『笔记』快速recap CS4240主要知识

1.1 Logistics & 1.2 Feedforward

Deep feed forward networks: approximate some function f*

Training a network: 1. present a training sample, 2. compare the results, 3. update the weights.

Minimize some criterion. Reduce loss: moving in the opposite sign (gradient descent, GD). View those params as the decision variable of the cost function. Gradient: a vector of all partial derivatives

SGD: an approximation of the gradient from a small number of samples

Activation function: add non-linearity. ReLU

2.1 MLrefresh & 2.2 Backprop

Maximum likelihood estimation

We would like to have some principles from which we can derive specific functions that are good estimators for different models => most common: max likelihood

A set of examples \(\mathbb{X}=\{x^{(1)}, ..., x^{(m)}\}\) drawn independently from the true but unknown distribution \(p_{\text{data}}(x)\). \(p_\text{model}(x;\theta)\) is a parametric family of probability distributions that maps any \(x\) to a real number estimating the true probability \(p_{\text{data}}(x)\)

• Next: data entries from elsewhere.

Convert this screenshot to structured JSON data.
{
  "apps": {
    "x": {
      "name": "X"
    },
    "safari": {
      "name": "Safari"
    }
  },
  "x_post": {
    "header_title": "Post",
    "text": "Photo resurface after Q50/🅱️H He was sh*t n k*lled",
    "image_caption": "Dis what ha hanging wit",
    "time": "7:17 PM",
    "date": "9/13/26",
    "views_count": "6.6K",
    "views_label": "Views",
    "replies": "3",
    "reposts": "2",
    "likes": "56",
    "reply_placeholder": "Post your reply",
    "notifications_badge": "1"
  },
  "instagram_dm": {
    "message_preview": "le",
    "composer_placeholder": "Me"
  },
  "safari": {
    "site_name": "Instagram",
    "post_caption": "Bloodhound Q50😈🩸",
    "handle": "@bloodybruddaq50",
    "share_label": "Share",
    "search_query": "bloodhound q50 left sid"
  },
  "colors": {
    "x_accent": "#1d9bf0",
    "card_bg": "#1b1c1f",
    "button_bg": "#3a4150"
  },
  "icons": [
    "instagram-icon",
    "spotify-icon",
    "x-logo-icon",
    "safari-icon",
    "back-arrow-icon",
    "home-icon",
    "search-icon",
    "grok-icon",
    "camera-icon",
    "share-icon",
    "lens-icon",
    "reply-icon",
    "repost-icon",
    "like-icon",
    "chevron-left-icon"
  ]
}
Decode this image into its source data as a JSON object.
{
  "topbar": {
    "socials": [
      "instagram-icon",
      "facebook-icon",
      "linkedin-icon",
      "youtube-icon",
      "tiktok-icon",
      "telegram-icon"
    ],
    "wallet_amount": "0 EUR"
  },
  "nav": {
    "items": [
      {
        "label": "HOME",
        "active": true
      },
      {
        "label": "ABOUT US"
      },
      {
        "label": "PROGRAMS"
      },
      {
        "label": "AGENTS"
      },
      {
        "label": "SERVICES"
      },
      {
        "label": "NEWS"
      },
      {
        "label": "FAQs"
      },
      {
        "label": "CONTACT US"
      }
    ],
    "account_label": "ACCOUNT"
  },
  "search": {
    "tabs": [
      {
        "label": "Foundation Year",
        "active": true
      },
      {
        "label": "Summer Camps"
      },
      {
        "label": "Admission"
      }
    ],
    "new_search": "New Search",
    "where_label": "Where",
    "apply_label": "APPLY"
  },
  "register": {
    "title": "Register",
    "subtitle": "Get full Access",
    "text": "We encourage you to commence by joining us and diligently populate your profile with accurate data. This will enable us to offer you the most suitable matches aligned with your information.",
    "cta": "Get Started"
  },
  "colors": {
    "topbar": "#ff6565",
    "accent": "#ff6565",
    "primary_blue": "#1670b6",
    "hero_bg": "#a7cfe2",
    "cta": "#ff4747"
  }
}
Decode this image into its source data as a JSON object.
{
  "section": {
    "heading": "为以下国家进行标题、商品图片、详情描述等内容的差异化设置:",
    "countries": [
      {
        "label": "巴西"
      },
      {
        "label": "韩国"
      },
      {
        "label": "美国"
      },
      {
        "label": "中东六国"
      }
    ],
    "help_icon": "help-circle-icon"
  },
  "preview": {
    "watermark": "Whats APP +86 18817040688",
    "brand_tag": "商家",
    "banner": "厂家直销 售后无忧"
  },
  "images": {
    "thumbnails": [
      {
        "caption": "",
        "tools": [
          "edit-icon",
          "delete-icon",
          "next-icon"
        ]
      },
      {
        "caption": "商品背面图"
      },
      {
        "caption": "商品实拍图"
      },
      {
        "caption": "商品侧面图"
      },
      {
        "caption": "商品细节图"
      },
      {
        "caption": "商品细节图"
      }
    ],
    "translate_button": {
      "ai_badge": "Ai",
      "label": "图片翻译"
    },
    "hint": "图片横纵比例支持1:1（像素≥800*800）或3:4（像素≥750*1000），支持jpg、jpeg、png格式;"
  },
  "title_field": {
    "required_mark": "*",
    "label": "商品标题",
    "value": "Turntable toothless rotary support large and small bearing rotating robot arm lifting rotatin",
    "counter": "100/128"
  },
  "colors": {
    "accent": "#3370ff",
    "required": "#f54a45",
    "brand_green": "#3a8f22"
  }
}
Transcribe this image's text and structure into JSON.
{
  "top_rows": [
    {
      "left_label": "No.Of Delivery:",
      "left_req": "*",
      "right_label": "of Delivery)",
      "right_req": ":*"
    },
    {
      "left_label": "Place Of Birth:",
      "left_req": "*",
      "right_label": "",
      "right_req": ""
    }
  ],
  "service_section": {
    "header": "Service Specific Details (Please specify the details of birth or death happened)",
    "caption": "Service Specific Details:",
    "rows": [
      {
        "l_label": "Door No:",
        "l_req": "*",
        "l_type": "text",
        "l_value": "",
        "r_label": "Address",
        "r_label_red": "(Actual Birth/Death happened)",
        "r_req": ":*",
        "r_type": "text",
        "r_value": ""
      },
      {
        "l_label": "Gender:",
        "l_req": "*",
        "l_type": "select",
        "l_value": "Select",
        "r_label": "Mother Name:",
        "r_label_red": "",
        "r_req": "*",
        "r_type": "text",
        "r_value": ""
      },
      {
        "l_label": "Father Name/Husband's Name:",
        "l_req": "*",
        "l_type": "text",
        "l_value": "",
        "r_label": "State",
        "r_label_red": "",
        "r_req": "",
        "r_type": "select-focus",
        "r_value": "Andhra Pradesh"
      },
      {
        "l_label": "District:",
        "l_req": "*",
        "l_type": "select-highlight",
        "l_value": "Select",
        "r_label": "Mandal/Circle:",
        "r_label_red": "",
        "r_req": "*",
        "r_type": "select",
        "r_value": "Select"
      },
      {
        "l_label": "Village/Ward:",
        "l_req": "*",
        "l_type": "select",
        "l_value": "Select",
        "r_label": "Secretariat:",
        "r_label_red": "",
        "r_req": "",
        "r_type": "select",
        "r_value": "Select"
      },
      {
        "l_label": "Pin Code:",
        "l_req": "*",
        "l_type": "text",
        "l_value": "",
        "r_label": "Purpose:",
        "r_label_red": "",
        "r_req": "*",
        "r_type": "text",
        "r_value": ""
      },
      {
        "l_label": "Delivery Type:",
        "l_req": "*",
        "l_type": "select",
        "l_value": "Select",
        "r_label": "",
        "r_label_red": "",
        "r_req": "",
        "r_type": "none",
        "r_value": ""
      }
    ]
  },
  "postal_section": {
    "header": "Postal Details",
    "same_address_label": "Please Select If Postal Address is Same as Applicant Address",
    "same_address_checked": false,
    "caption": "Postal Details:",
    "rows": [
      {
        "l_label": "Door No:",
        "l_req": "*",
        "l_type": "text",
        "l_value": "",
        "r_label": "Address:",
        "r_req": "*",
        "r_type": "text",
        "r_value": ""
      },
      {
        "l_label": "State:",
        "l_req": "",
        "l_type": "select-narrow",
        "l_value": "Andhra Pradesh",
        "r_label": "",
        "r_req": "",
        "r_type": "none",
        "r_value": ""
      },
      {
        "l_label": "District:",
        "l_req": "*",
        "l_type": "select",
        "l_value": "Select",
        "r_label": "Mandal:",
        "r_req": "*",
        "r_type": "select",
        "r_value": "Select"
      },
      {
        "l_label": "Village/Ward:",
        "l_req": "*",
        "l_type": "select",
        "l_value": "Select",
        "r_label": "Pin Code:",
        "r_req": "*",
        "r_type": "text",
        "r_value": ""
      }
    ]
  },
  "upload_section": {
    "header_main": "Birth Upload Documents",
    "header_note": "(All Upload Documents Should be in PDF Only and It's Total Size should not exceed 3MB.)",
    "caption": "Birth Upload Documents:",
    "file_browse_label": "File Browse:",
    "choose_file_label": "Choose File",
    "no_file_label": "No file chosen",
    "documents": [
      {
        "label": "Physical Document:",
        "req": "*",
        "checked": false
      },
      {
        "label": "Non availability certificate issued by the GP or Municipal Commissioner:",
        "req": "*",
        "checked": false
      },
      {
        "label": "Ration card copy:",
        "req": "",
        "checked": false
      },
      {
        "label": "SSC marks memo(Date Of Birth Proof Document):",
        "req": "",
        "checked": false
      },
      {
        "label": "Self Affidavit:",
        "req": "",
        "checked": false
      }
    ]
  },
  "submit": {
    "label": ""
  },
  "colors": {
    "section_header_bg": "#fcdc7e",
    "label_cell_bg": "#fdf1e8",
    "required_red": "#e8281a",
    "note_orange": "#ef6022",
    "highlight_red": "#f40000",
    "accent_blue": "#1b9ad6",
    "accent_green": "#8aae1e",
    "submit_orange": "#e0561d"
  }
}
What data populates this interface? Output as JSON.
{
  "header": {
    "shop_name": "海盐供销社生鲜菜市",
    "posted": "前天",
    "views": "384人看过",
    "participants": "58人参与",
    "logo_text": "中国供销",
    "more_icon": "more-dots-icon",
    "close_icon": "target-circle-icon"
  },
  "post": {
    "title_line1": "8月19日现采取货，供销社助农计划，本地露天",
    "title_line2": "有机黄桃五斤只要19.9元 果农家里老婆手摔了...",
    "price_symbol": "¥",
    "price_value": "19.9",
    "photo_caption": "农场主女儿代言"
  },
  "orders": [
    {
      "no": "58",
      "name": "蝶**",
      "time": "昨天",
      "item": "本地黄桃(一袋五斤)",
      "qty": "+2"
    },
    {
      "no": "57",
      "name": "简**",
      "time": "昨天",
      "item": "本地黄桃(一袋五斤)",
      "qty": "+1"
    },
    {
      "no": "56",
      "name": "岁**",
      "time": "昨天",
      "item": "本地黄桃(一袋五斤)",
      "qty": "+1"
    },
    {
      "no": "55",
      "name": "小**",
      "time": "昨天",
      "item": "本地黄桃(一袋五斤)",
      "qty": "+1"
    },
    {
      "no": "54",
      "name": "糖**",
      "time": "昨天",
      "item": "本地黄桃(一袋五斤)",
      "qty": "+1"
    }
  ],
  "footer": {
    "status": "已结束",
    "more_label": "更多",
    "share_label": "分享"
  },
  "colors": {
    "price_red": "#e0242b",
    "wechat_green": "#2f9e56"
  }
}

\[\theta_{ML} = \underset{\theta}{\text{argmax}} \space p_{\text{model}}(\mathbb{X};\theta) = \underset{\theta}{\text{argmax}} \prod_{i=1}^m p_{\text{model}}(x^{(i)};\theta) \]

\[\overset{1}{\rightarrow} \underset{\theta}{\text{argmax}} \sum_{i=1}^m \log p_{\text{model}}(x^{(i)};\theta) \overset{2}{\rightarrow} \underset{\theta}{\text{argmax}} \space \mathbb{E}_{x\sim\hat{p}_{\text{data}}} \log p_{\text{model}}(x;\theta) \]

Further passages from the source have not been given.